Short version: Acceptance isn’t about denying that some aspects of disability can be awful, and it’s not about categorically rejecting medical treatment. It’s about working with yourself rather than against yourself, and pursing life now rather than waiting for a cure.

Shame is not a cure

So, here’s the thing.

People with disabilities are taught that we’re just lazy. That eventually, if we care enough, we’ll be cured. That we can shame our way out of being disabled. 

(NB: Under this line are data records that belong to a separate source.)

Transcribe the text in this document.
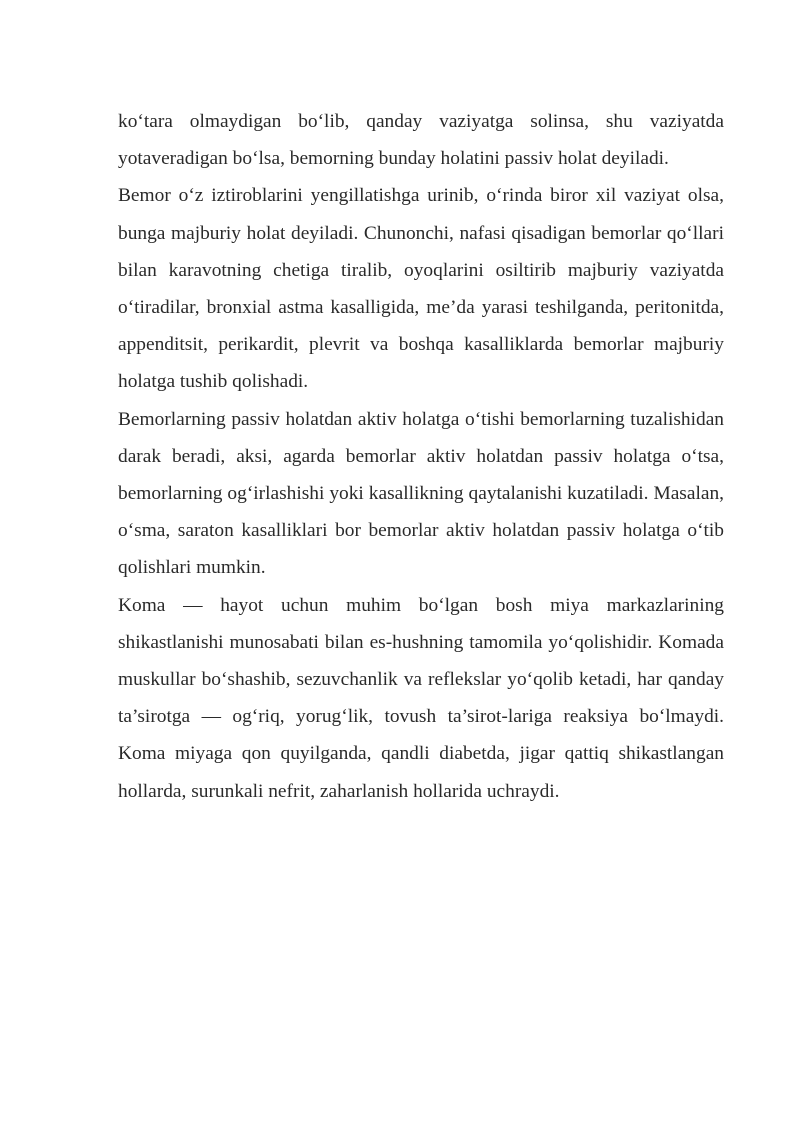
ko‘tara olmaydigan bo‘lib, qanday vaziyatga solinsa, shu vaziyatda yotaveradigan bo‘lsa, bemorning bunday holatini passiv holat deyiladi.

Bemor o‘z iztiroblarini yengillatishga urinib, o‘rinda biror xil vaziyat olsa, bunga majburiy holat deyiladi. Chunonchi, nafasi qisadigan bemorlar qo‘llari bilan karavotning chetiga tiralib, oyoqlarini osiltirib majburiy vaziyatda o‘tiradilar, bronxial astma kasalligida, me’da yarasi teshilganda, peritonitda, appenditsit, perikardit, plevrit va boshqa kasalliklarda bemorlar majburiy holatga tushib qolishadi.

Bemorlarning passiv holatdan aktiv holatga o‘tishi bemorlarning tuzalishidan darak beradi, aksi, agarda bemorlar aktiv holatdan passiv holatga o‘tsa, bemorlarning og‘irlashishi yoki kasallikning qaytalanishi kuzatiladi. Masalan, o‘sma, saraton kasalliklari bor bemorlar aktiv holatdan passiv holatga o‘tib qolishlari mumkin.

Koma — hayot uchun muhim bo‘lgan bosh miya markazlarining shikastlanishi munosabati bilan es-hushning tamomila yo‘qolishidir. Komada muskullar bo‘shashib, sezuvchanlik va reflekslar yo‘qolib ketadi, har qanday ta’sirotga — og‘riq, yorug‘lik, tovush ta’sirot-lariga reaksiya bo‘lmaydi. Koma miyaga qon quyilganda, qandli diabetda, jigar qattiq shikastlangan hollarda, surunkali nefrit, zaharlanish hollarida uchraydi.
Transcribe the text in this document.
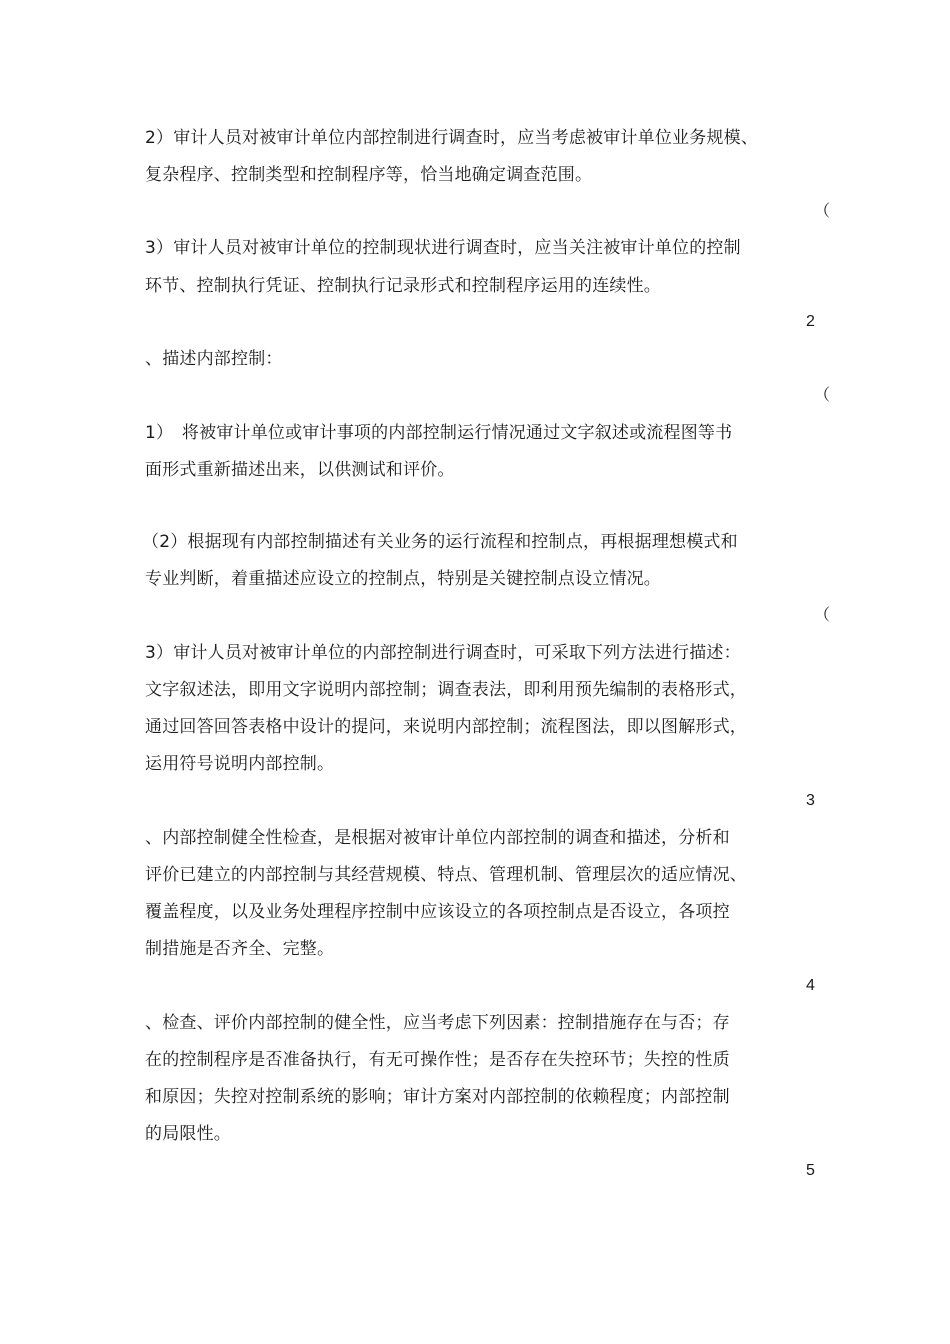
2）审计人员对被审计单位内部控制进行调查时，应当考虑被审计单位业务规模、
复杂程序、控制类型和控制程序等，恰当地确定调查范围。
（
3）审计人员对被审计单位的控制现状进行调查时，应当关注被审计单位的控制
环节、控制执行凭证、控制执行记录形式和控制程序运用的连续性。
2
、描述内部控制：
（
1）　将被审计单位或审计事项的内部控制运行情况通过文字叙述或流程图等书
面形式重新描述出来，以供测试和评价。
（2）根据现有内部控制描述有关业务的运行流程和控制点，再根据理想模式和
专业判断，着重描述应设立的控制点，特别是关键控制点设立情况。
（
3）审计人员对被审计单位的内部控制进行调查时，可采取下列方法进行描述：
文字叙述法，即用文字说明内部控制；调查表法，即利用预先编制的表格形式，
通过回答回答表格中设计的提问，来说明内部控制；流程图法，即以图解形式，
运用符号说明内部控制。
3
、内部控制健全性检查，是根据对被审计单位内部控制的调查和描述，分析和
评价已建立的内部控制与其经营规模、特点、管理机制、管理层次的适应情况、
覆盖程度，以及业务处理程序控制中应该设立的各项控制点是否设立，各项控
制措施是否齐全、完整。
4
、检查、评价内部控制的健全性，应当考虑下列因素：控制措施存在与否；存
在的控制程序是否准备执行，有无可操作性；是否存在失控环节；失控的性质
和原因；失控对控制系统的影响；审计方案对内部控制的依赖程度；内部控制
的局限性。
5
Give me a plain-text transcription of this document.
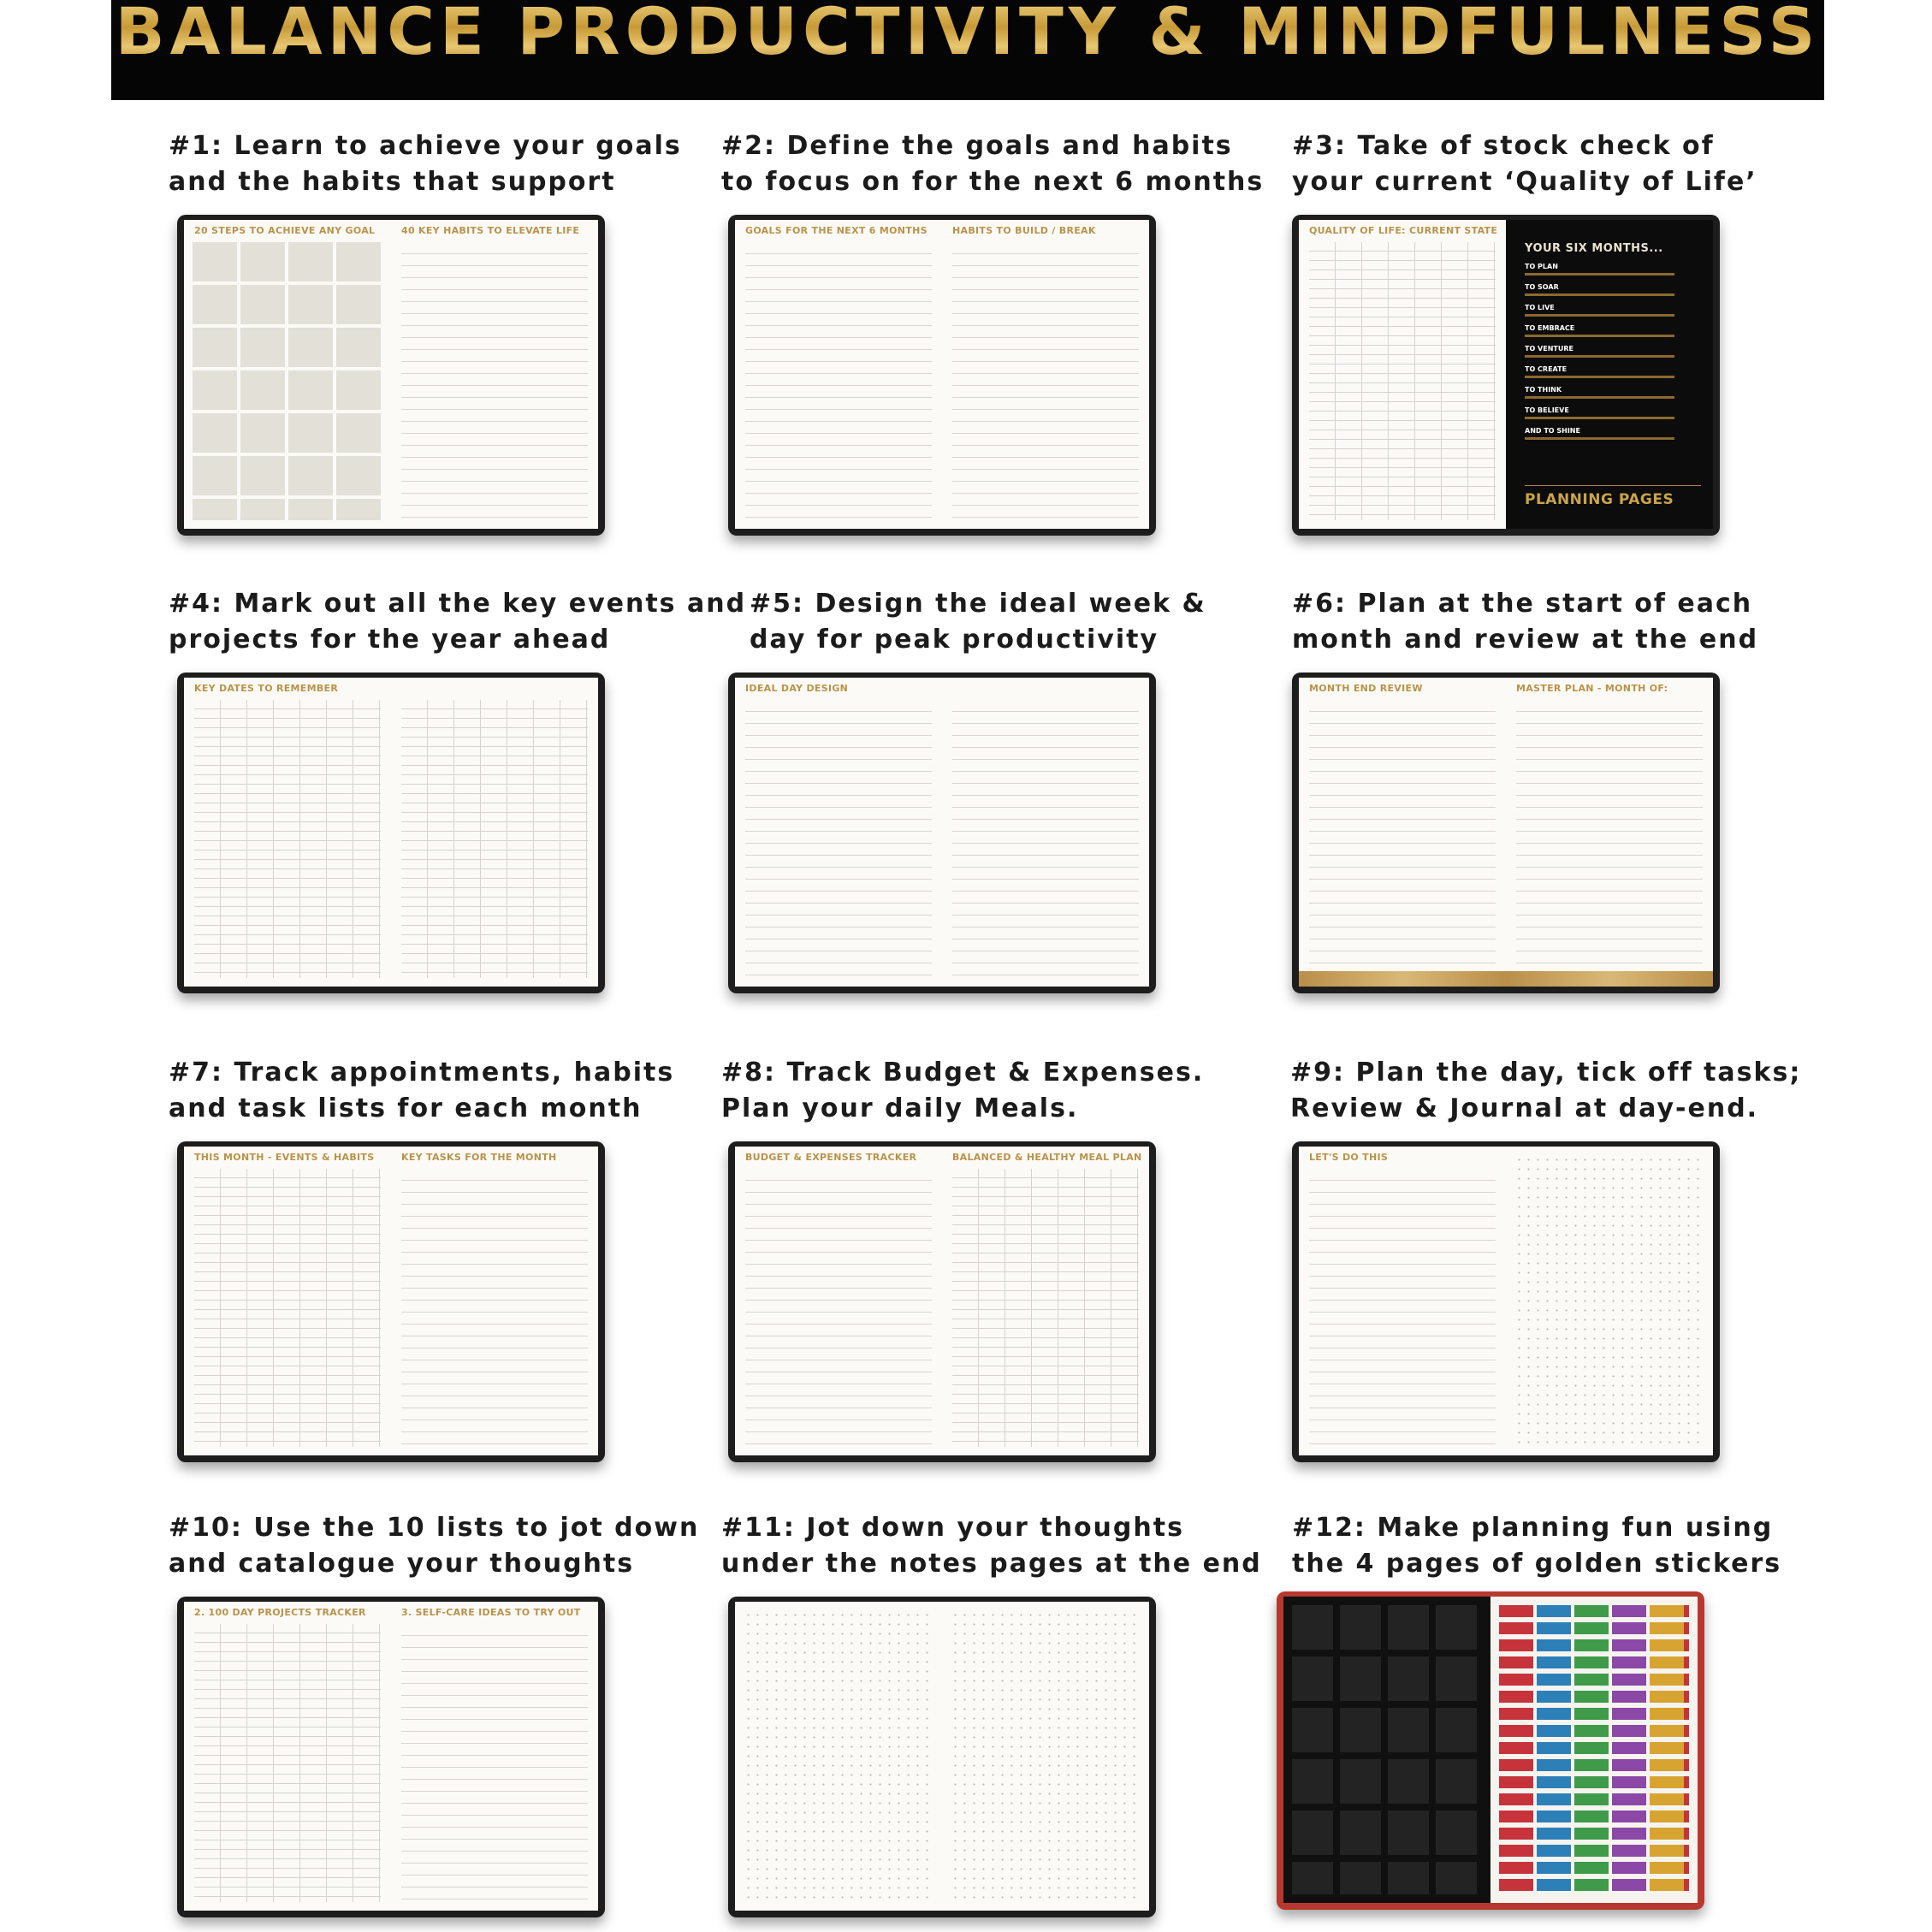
BALANCE PRODUCTIVITY & MINDFULNESS
#1: Learn to achieve your goals
and the habits that support
20 STEPS TO ACHIEVE ANY GOAL	40 KEY HABITS TO ELEVATE LIFE
#2: Define the goals and habits
to focus on for the next 6 months
GOALS FOR THE NEXT 6 MONTHS	HABITS TO BUILD / BREAK
#3: Take of stock check of
your current ‘Quality of Life’
QUALITY OF LIFE: CURRENT STATE
YOUR SIX MONTHS...
TO PLAN
TO SOAR
TO LIVE
TO EMBRACE
TO VENTURE
TO CREATE
TO THINK
TO BELIEVE
AND TO SHINE
PLANNING PAGES
#4: Mark out all the key events and
projects for the year ahead
KEY DATES TO REMEMBER
#5: Design the ideal week &
day for peak productivity
IDEAL DAY DESIGN
#6: Plan at the start of each
month and review at the end
MONTH END REVIEW	MASTER PLAN - MONTH OF:
#7: Track appointments, habits
and task lists for each month
THIS MONTH - EVENTS & HABITS	KEY TASKS FOR THE MONTH
#8: Track Budget & Expenses.
Plan your daily Meals.
BUDGET & EXPENSES TRACKER	BALANCED & HEALTHY MEAL PLAN
#9: Plan the day, tick off tasks;
Review & Journal at day-end.
LET'S DO THIS
#10: Use the 10 lists to jot down
and catalogue your thoughts
2. 100 DAY PROJECTS TRACKER	3. SELF-CARE IDEAS TO TRY OUT
#11: Jot down your thoughts
under the notes pages at the end
#12: Make planning fun using
the 4 pages of golden stickers
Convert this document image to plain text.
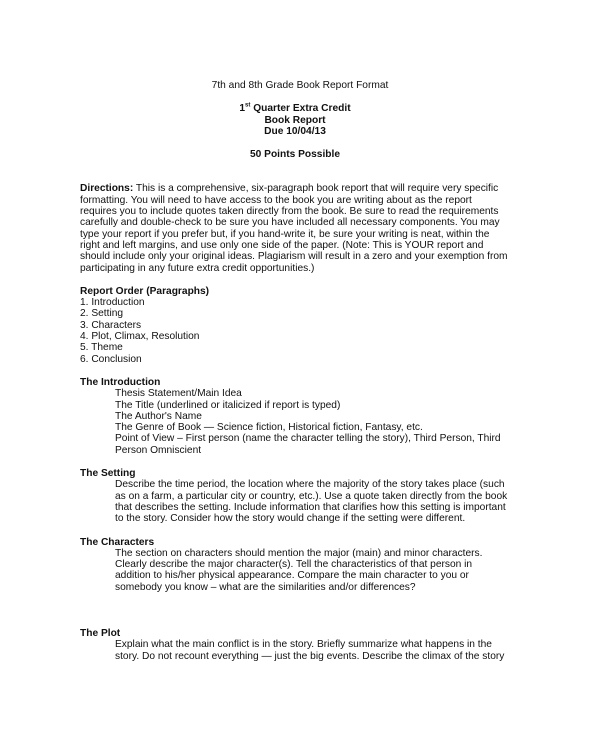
7th and 8th Grade Book Report Format
1st Quarter Extra Credit
Book Report
Due 10/04/13
50 Points Possible

Directions: This is a comprehensive, six-paragraph book report that will require very specific formatting. You will need to have access to the book you are writing about as the report requires you to include quotes taken directly from the book. Be sure to read the requirements carefully and double-check to be sure you have included all necessary components. You may type your report if you prefer but, if you hand-write it, be sure your writing is neat, within the right and left margins, and use only one side of the paper. (Note: This is YOUR report and should include only your original ideas. Plagiarism will result in a zero and your exemption from participating in any future extra credit opportunities.)

Report Order (Paragraphs)
1. Introduction
2. Setting
3. Characters
4. Plot, Climax, Resolution
5. Theme
6. Conclusion
The Introduction
Thesis Statement/Main Idea
The Title (underlined or italicized if report is typed)
The Author's Name
The Genre of Book — Science fiction, Historical fiction, Fantasy, etc.
Point of View – First person (name the character telling the story), Third Person, Third Person Omniscient
The Setting

Describe the time period, the location where the majority of the story takes place (such as on a farm, a particular city or country, etc.). Use a quote taken directly from the book that describes the setting. Include information that clarifies how this setting is important to the story. Consider how the story would change if the setting were different.

The Characters

The section on characters should mention the major (main) and minor characters. Clearly describe the major character(s). Tell the characteristics of that person in addition to his/her physical appearance. Compare the main character to you or somebody you know – what are the similarities and/or differences?

The Plot

Explain what the main conflict is in the story. Briefly summarize what happens in the story. Do not recount everything — just the big events. Describe the climax of the story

This is counterproductive.

If you can accept the way you are, the way your mind works, the way your body works – 

You can figure out how to do things in the way that *actually works for you*.

And you can do a lot more, than if you’re stuck in the mindset of thinking that shame will cure you.

Shame doesn’t create abilities. Self-hatred doesn’t create abilities.

Acceptance creates abilities. Understanding and working with your real configuration rather than against it can greatly expand what you can actually do. Even though there are abilities you will never have. There’s a lot you can do, if you understand and accept yourself as you are.